The two columns stand on a line with the east colonnade of the north-and-south street, and the south wall of the building was planned in a most interesting way to accommodate it to the obtuse angle at the intersection with the east-and-west street. The pilaster of the anta is on axis with the column, at right angles to the front line of the building; but the wall behind the anta is extended at an obtuse angle to this axis, and grows thicker toward the east in order to maintain a right angle for the chamber within. This wall terminates in a three-quarter column which takes up anew the line of the street colonnade. This angle, shown at (C) on the plan, has misled man)' observers to believe that the street turned slightly at this point; the plan shows that this is not necessary. The column at the southeast angle which shows but three quarters of its circumference, and belongs to the main street colonnade, has a console below which is an inscription1 recording the setting up of a "torch holder". It is interesting to think of these brackets as carrying street lamps as well as statues.

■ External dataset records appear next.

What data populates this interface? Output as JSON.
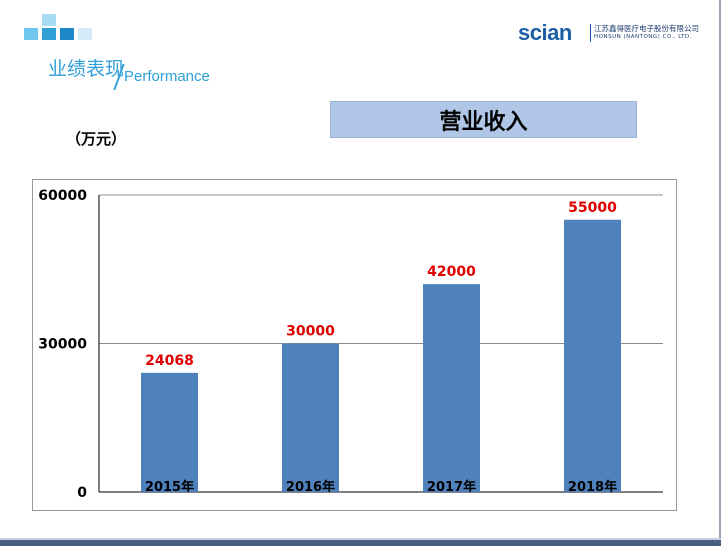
{
  "header": {
    "section_title": "业绩表现",
    "section_subtitle": "Performance",
    "brand_name": "scian",
    "brand_company_cn": "江苏鑫得医疗电子股份有限公司",
    "brand_company_en": "HONSUN (NANTONG) CO., LTD."
  },
  "slide": {
    "title": "营业收入",
    "unit": "（万元）"
  },
  "colors": {
    "bar": "#4f81bd",
    "value_label": "#e00000",
    "title_box": "#afc6e6",
    "accent": "#2f9fd8",
    "logo_squares": [
      "#6fc6ee",
      "#2f9fd8",
      "#a8dcf4",
      "#d3ecf8",
      "#1e88c8"
    ]
  },
  "chart_data": {
    "type": "bar",
    "title": "营业收入",
    "categories": [
      "2015年",
      "2016年",
      "2017年",
      "2018年"
    ],
    "values": [
      24068,
      30000,
      42000,
      55000
    ],
    "value_labels": [
      "24068",
      "30000",
      "42000",
      "55000"
    ],
    "ylim": [
      0,
      60000
    ],
    "yticks": [
      0,
      30000,
      60000
    ],
    "ytick_labels": [
      "0",
      "30000",
      "60000"
    ],
    "xlabel": "",
    "ylabel": "",
    "grid": true,
    "legend": false
  }
}
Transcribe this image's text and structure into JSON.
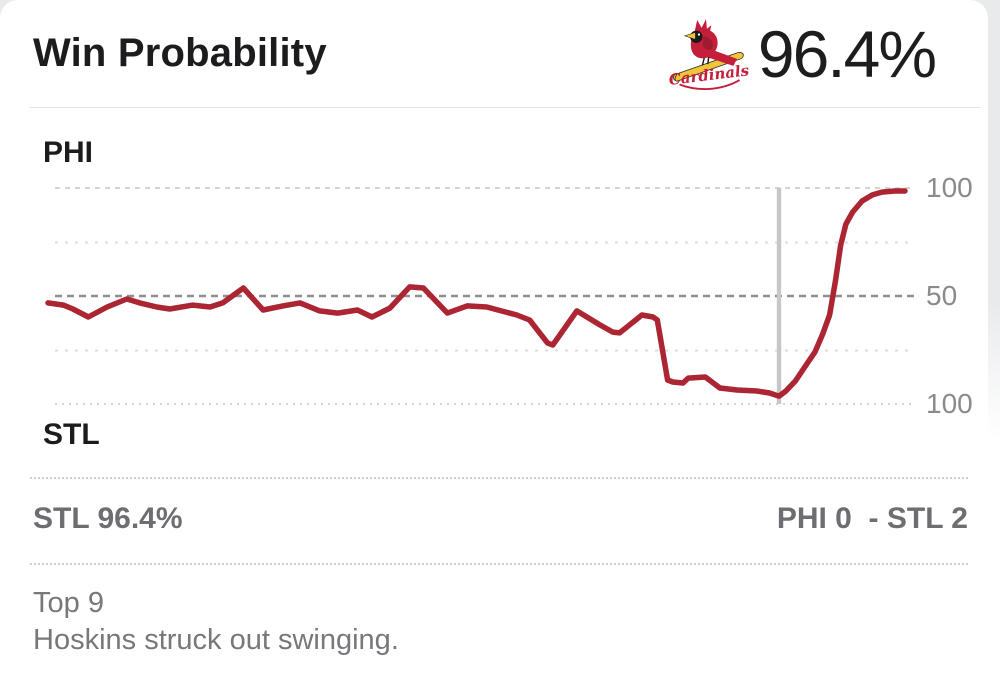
{
  "header": {
    "title": "Win Probability",
    "win_pct": "96.4%",
    "logo_text": "Cardinals",
    "team": "St. Louis Cardinals"
  },
  "chart": {
    "top_team_label": "PHI",
    "bottom_team_label": "STL",
    "y_axis_labels": {
      "top": "100",
      "mid": "50",
      "bottom": "100"
    }
  },
  "status": {
    "win_prob_text": "STL 96.4%",
    "score_text": "PHI 0  - STL 2"
  },
  "play": {
    "inning": "Top 9",
    "description": "Hoskins struck out swinging."
  },
  "colors": {
    "line": "#ab2533",
    "cardinal_red": "#c41e3a",
    "bat_yellow": "#f0c53a",
    "marker": "#c7c7c9"
  },
  "chart_data": {
    "type": "line",
    "title": "Win Probability",
    "teams": {
      "top": "PHI",
      "bottom": "STL"
    },
    "y_axis": {
      "top_label": "100",
      "mid_label": "50",
      "bottom_label": "100",
      "gridlines_pct": [
        100,
        75,
        50,
        25,
        0
      ],
      "description": "Win probability %: line toward top = PHI favored, toward bottom = STL favored"
    },
    "x_axis": {
      "description": "Game progress (play sequence)",
      "range": [
        0,
        1
      ]
    },
    "marker": {
      "x_fraction": 0.853,
      "stl_win_pct": 96.4,
      "label": "Selected play: Top 9 - Hoskins struck out swinging."
    },
    "legend": false,
    "grid": true,
    "series": [
      {
        "name": "PHI win probability (%)",
        "color": "#ab2533",
        "points": [
          [
            0.0,
            46.8
          ],
          [
            0.018,
            45.8
          ],
          [
            0.029,
            44.0
          ],
          [
            0.047,
            40.3
          ],
          [
            0.069,
            44.9
          ],
          [
            0.092,
            48.6
          ],
          [
            0.107,
            46.8
          ],
          [
            0.127,
            44.9
          ],
          [
            0.142,
            44.0
          ],
          [
            0.169,
            45.8
          ],
          [
            0.189,
            44.9
          ],
          [
            0.204,
            46.8
          ],
          [
            0.228,
            53.7
          ],
          [
            0.251,
            43.5
          ],
          [
            0.274,
            45.4
          ],
          [
            0.294,
            46.8
          ],
          [
            0.317,
            43.1
          ],
          [
            0.338,
            42.1
          ],
          [
            0.361,
            43.5
          ],
          [
            0.378,
            40.3
          ],
          [
            0.399,
            44.4
          ],
          [
            0.422,
            54.2
          ],
          [
            0.438,
            53.7
          ],
          [
            0.466,
            42.1
          ],
          [
            0.489,
            45.4
          ],
          [
            0.512,
            44.9
          ],
          [
            0.547,
            41.2
          ],
          [
            0.562,
            38.9
          ],
          [
            0.583,
            28.2
          ],
          [
            0.589,
            27.3
          ],
          [
            0.617,
            43.1
          ],
          [
            0.644,
            36.6
          ],
          [
            0.659,
            33.3
          ],
          [
            0.667,
            32.9
          ],
          [
            0.693,
            41.2
          ],
          [
            0.706,
            40.3
          ],
          [
            0.711,
            38.9
          ],
          [
            0.723,
            11.1
          ],
          [
            0.729,
            10.2
          ],
          [
            0.741,
            9.7
          ],
          [
            0.747,
            12.0
          ],
          [
            0.767,
            12.5
          ],
          [
            0.784,
            7.4
          ],
          [
            0.804,
            6.5
          ],
          [
            0.827,
            6.0
          ],
          [
            0.842,
            5.1
          ],
          [
            0.853,
            3.6
          ],
          [
            0.861,
            6.0
          ],
          [
            0.872,
            10.6
          ],
          [
            0.883,
            17.1
          ],
          [
            0.895,
            24.1
          ],
          [
            0.904,
            32.4
          ],
          [
            0.912,
            41.2
          ],
          [
            0.919,
            57.4
          ],
          [
            0.925,
            73.6
          ],
          [
            0.931,
            83.3
          ],
          [
            0.939,
            88.9
          ],
          [
            0.95,
            94.0
          ],
          [
            0.962,
            96.8
          ],
          [
            0.973,
            98.1
          ],
          [
            0.988,
            98.6
          ],
          [
            1.0,
            98.6
          ]
        ]
      }
    ]
  }
}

For the same reason that I omitted to make measured drawings of the details of the Nymphaeum, I omitted to draw to scale the superstructure of this edifice. The building has attracted the most unfavourable comment from almost all the travellers who have written about Bosra, chiefly because of the unusual and decidedly uncanonical

height of the order. The side wall adjoining the anta has three, and probably had four, storeys of niches (111. 225). The pilaster of the anta extends to the full height of this wall; but the column was elevated upon a pedestal; still the height of the anta was such that the shaft of the column was made more than 13 diameters high, and gave the whole column a height of about 16 diameters which is of course absurd. But the ornamental details of this order do not deserve the reputation they have been given as examples of bad taste. The bases are of white marble and have a delicate profile. The capital of the column and the cap of the pilaster were well designed and beautifully wrought in the free and open manner which characterizes the capitals of the Nymphaeum. The entablature is rather over-elaborately decorated, in the style of the later Antonines, and the proportions are not perfect; but the work was executed with rare skill in the hardest of materials. The three bands of the architrave are separated by bead-and-reel mouldings, and this member is finished off with a richly carved cymatium having a bead-and-reel below, an ovolo carved with widely spaced egg-and-dart in the middle, and a cavetto above. The pulvinated frieze is adorned with a deeply cut and flowing rinceau of acanthus. The bed mouldings which are carved upon a separate course of stone, consist of an egg-and-dart, a dentil band, and a narrow cyma reversa. The modillions of the cornice are low, but project well to carry an overhanging: corona ornamented with vertical grooves and a sima carved with anthemions and acanthus leaves. It will be noticed in the photograph that the frieze was pierced perpendicularly with a large hole which was probably also cut through the cornice and the architrave. It was perhaps intended to carry a mast of wood like those with which the cornice of the Coliseum in Rome was provided.